If you wanted to spend two weeks cycling through Denmark, you’ve just missed a good chance. A research team at the University of Copenhagen arranged just a 2700 kilometer cycling trip, to study how older people respond to exercise. The scientists measured the metabolism of the bikers and found a problem, although not necessarily the problem most people would have anticipated.

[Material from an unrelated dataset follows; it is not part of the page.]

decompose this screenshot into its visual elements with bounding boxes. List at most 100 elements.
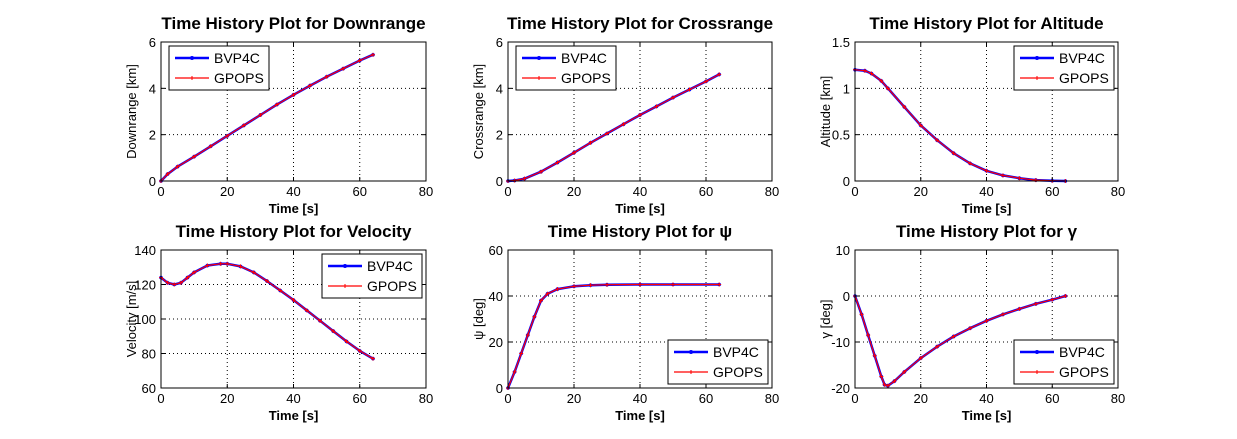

Their definition of “older people” involved a lot of wiggle room. The group doing the trip included 71-year-olds, but also included people as young as 46—which only counts as “senior” if you’re at a Justin Bieber concert or trying to found a start-up. However widespread the sample of ages, the group did find something interesting: The test group had a problem increasing how much they ate as they exercised more.
We all have a basal metabolism—the rate at which we expend energy when we’re just sitting around. During the trip, the older biker’s metabolisms went up to four times their basal metabolism. This is a good sign. It puts them only slightly behind Tour de France cyclists, who expend up to 4.3 times their basal metabolism.
Tour de France cyclists are able to up their food intake to catch up with the energy they’re expending. These bikers didn’t. They were hungry—or as the study puts it, they had “increased motivation to eat”—but they couldn’t put away enough food to compensate for the rate at which they were burning energy. It was only a two-week study, and it’s possible that, given time to adjust, the older bikers could start eating more or biking less. If there’s a real barrier to eating enough food as we age, that presents a problem for people who want to be very active when they’re older.
On the other hand, it’s possible that this is a perfect outcome for Americans. The Danes might fall behind when it comes to energy intake—but we can always eat more.